The downtown staging of a play for the next three nights may signal a shift in the strategy of Western New York pro-life activists who have not conducted a "rescue" at a local abortion clinic for the past 10 months.
Starting tonight and continuing through Saturday night, a theater group with ties to the New Covenant Tabernacle in the Town of Tonawanda will stage "Tilly," a play about the reconciliation between a mother and daughter separated by abortion.
"The theme is love, reconciliation and forgiveness," said the Rev. Paul H. Schenck of New Covenant Tabernacle. "It is not a polemic against abortion as such. It accepts the reality of abortion and explores the ramifications on a person's spirit."
The play also signals the pro-life movement's attempt to use the arts to sway public opinion.
"If we see pro-life as a long-term commitment to communicate the plight of the unborn, then we're going to need to communicate through the arts," Mr. Schenck said. "This is a much more subtle and quiet approach, but it's my feeling that it's the most powerful."
To the public, the pro-life activism this year seems decidedly quieter than last year, with the last local "rescue" -- the blockading of an abortion clinic -- performed in February.
"There has been no abandonment of rescues as such, but the emphasis has fallen on sidewalk counseling," Mr. Schenck said.
He said that jail terms for participants convicted in those rescues have been a deterrent.
"We had virtually hundreds of people in Western New York involved, and we had over 50 who served jail terms from seven days to four months," Mr. Schenck said of the rescues. "Pro-life people for the most part are family people. It becomes difficult for families to absorb that punishment continually."

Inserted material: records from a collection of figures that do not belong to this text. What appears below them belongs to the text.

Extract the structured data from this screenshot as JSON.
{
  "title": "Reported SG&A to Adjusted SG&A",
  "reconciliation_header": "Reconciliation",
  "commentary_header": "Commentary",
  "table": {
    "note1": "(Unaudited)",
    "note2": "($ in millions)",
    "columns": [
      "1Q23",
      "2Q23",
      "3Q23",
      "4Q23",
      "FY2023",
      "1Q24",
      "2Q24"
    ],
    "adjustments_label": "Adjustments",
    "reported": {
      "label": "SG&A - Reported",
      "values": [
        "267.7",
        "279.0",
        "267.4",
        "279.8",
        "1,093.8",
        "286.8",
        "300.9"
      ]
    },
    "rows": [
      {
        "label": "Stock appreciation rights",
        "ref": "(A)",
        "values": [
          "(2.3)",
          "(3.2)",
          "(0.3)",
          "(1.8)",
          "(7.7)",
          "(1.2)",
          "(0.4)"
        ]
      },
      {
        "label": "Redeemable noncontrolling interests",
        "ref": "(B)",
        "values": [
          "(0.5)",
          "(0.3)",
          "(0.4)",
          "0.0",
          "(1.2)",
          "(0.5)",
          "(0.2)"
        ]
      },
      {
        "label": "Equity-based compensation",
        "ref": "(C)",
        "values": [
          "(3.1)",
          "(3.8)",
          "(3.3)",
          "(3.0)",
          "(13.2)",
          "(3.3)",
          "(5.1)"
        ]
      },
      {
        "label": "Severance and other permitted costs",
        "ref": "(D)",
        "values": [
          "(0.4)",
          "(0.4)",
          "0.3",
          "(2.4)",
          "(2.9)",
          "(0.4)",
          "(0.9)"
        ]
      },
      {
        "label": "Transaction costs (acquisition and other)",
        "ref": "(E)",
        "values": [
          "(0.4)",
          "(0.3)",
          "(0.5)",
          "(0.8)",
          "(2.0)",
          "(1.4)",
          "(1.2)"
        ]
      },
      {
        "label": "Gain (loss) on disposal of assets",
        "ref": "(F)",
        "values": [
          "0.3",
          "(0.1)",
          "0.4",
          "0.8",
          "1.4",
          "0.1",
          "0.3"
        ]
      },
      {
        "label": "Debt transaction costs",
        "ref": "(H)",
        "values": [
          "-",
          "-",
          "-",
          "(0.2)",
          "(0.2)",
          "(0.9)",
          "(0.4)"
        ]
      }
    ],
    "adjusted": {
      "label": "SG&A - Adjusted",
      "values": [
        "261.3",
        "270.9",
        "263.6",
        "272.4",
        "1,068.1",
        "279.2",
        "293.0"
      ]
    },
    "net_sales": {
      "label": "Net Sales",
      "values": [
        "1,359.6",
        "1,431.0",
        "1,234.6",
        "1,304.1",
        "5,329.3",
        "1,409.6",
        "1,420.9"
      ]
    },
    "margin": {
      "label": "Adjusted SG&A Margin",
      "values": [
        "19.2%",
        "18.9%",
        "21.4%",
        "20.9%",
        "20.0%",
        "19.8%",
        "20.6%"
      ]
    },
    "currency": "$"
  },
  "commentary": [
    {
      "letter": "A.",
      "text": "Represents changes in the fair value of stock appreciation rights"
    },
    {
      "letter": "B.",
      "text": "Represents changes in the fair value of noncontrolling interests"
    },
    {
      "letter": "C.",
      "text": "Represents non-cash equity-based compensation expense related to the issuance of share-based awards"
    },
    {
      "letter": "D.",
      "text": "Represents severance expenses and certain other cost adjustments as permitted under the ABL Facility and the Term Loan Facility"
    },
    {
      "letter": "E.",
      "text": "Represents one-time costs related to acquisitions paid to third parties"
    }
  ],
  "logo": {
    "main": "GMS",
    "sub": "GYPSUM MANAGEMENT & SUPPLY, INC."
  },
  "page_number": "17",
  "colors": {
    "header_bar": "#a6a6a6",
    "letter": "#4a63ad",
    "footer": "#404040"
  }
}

The play, being staged at 8 p.m. each day in the University at Buffalo's Pfeifer Theatre, 681 Main St., will be put on by the Covenant Theater, a component of the New Covenant Tabernacle.
In the first scene, director James Whiting said, a couple that had an abortion nine years earlier spots a gravestone with the name Tilly on it. Much of the play focuses on the mother and the aborted child, Tilly, developing a close relationship in a dream.
"The play culminates with the daughter, Tilly, telling her mother that Jesus already has forgiven her for the abortion," Whiting said.
The play has a $9,000 budget, including rental of the theater. Admission is free, but donations will be accepted.